Edward 'Jake' Wagner, 28, Pleads Guilty to Killing a Family of 8 in Rural Ohio in 2016
The gruesome murders had reportedly been a result of a custody dispute over a 2-year-old daughter belonging to Wagner and one of the victims.
A 28-year-old man from rural Ohio pleaded guilty to eight counts of murder in the gruesome slayings of the mother of his child, along with seven other members of her family in 2016. Edward “Jake” Wagner, who had previously pleaded not guilty, reached a plea deal with Pike County prosecutors, who agreed not to pursue the death penalty in exchange for his guilty plea, the New York Times reported.
“I am guilty,” he said in court Thursday, in response to the murder charges as well as charges of conspiracy, aggravated burglary, tampering with evidence, unlawful sexual conduct with a minor, among other counts. “I am deeply and very sorry.”
Wagner entered his guilty plea on the five-year anniversary of the killings that had rocked their rural community near Piketon at the time.
Wagner had first met his victim, Hannah Rhoden, years ago when she was 13 years old. She became pregnant with his child at 15 years old, special prosecutor Angela Canepa said, according to CBS News.

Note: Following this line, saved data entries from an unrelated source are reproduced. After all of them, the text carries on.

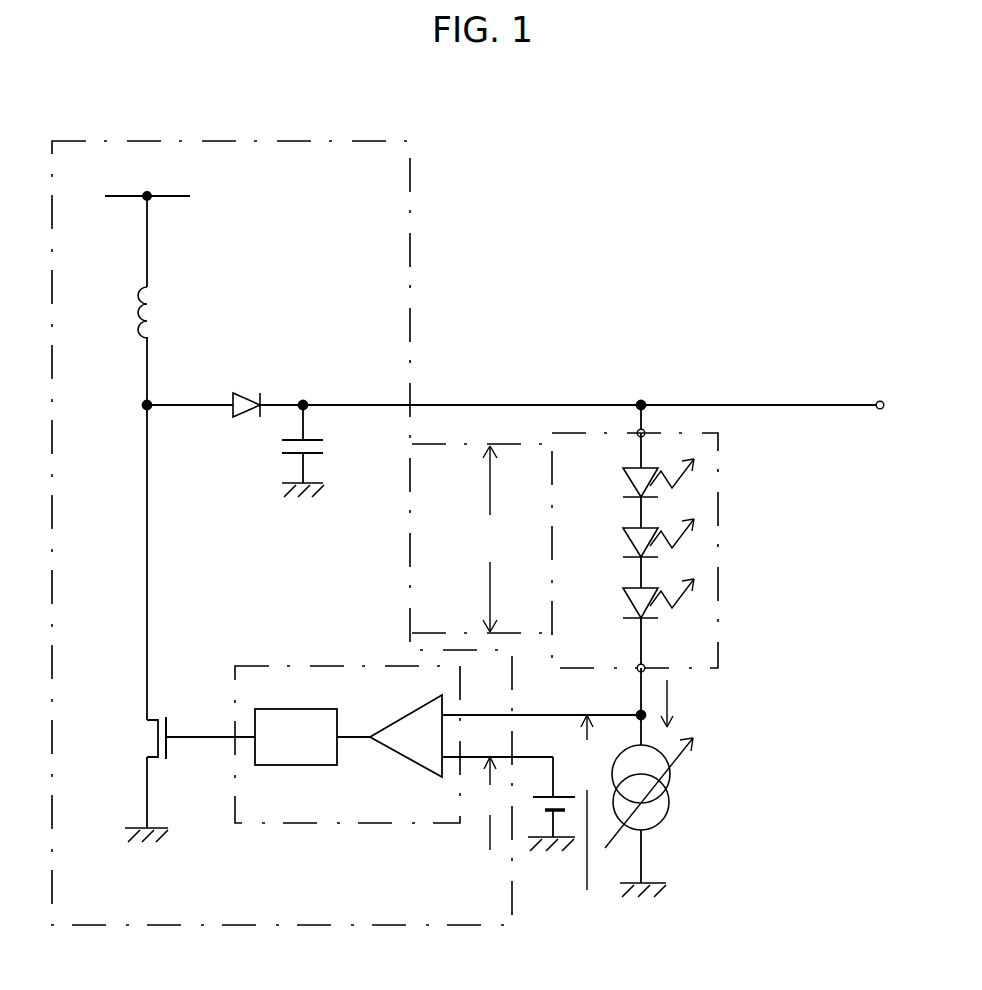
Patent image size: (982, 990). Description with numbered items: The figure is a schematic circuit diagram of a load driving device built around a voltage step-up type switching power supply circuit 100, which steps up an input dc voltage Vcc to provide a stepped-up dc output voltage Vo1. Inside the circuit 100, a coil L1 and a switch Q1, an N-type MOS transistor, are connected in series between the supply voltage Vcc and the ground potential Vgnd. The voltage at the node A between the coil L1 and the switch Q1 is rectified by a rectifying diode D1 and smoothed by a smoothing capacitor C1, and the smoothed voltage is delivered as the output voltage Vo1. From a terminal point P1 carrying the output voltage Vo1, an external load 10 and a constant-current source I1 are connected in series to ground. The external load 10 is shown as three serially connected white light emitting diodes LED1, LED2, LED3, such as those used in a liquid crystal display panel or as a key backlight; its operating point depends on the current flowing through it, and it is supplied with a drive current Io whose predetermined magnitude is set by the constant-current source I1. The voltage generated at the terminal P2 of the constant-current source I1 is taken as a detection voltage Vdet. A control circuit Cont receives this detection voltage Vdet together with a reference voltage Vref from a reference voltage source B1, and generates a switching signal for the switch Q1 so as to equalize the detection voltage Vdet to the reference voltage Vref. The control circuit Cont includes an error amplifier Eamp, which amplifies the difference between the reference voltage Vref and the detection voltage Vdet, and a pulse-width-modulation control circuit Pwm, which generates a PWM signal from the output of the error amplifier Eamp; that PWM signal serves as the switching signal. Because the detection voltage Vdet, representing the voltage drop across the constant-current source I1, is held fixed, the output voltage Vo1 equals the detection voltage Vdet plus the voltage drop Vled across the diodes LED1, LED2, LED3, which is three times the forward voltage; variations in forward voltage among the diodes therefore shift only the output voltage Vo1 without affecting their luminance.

The switching power supply circuit 100 is at (418, 171).
The external load 10 is at (718, 457).
The coil L1 is at (167, 312).
The rectifying diode D1 is at (248, 388).
The smoothing capacitor C1 is at (318, 451).
The switch Q1 is at (157, 737).
The control circuit Cont is at (263, 666).
The pulse-width-modulation control circuit Pwm is at (272, 709).
The error amplifier Eamp is at (392, 718).
The reference voltage source B1 is at (540, 824).
The constant-current source I1 is at (677, 798).
The light emitting diode LED1 is at (630, 478).
The light emitting diode LED2 is at (630, 538).
The light emitting diode LED3 is at (630, 598).
The input dc voltage Vcc is at (168, 196).
The node A is at (134, 406).
The output voltage Vo1 is at (879, 390).
The terminal point P1 is at (652, 421).
The terminal P2 is at (630, 677).
The voltage drop across the LEDs Vled is at (482, 538).
The detection voltage Vdet is at (586, 802).
The reference voltage Vref is at (485, 803).
The drive current Io is at (674, 703).
The ground potential Vgnd is at (673, 867).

Hannah had begun seeing someone new at 19 years old, and became pregnant with her new partner’s child, the New York Times reported.
Their daughter, Sophia, was 2 years old at the time, and the dispute over Sophia’s custody is what led to the gruesome murders, Canepa said in court.
“Jake grew to be upset with Hanna over the fact that Hanna was exposing Sophia to people that he believed that she should not be around,” Canepa said.
Hannah’s baby with her new partner was just four days old at the time of her death, WHIO reported.
Hannah’s parents, Christopher Rhoden Sr., 40, and Dana Manley Rhoden, 37, were also killed, along with her siblings, Christopher Rhoden Jr., 16, and Clarence “Frankie” Rhoden, 20, his fiancée, Hannah “Hazel” Gilley, 20, Christopher Rhoden’s brother Kenneth Rhoden, 44, and his cousin Gary Rhoden, 38.
The victims had all been shot in the head, and their bodies were discovered in mobile homes and a camper in a rural part of Pike County, the New York Times reported. It was originally believed the slayings were drug-related when at least one of the homes in which the victims were found housed a marijuana grow-op, CBS News reported.
“Mr. Wagner’s plea provides at least some semblance of immediate justice, and a glimmer of hope that perhaps all responsible parties will ultimately be held accountable for their respective actions in the near future,” lawyer for the Rhoden family Brian K. Duncan said, according to the New York Times.
Three other members of Wagner’s family had been arrested in connection with the murders, including his parents, George "Billy" Wagner III, 47, and Angela Wagner, 48, and his brother, George Wagner, 27. They have all pleaded not guilty and their cases will continue.
A sentencing hearing for Wagner will occur in the coming days, but his public defender said “he knows he’s going to die in prison without any judicial release,” he said in court Thursday.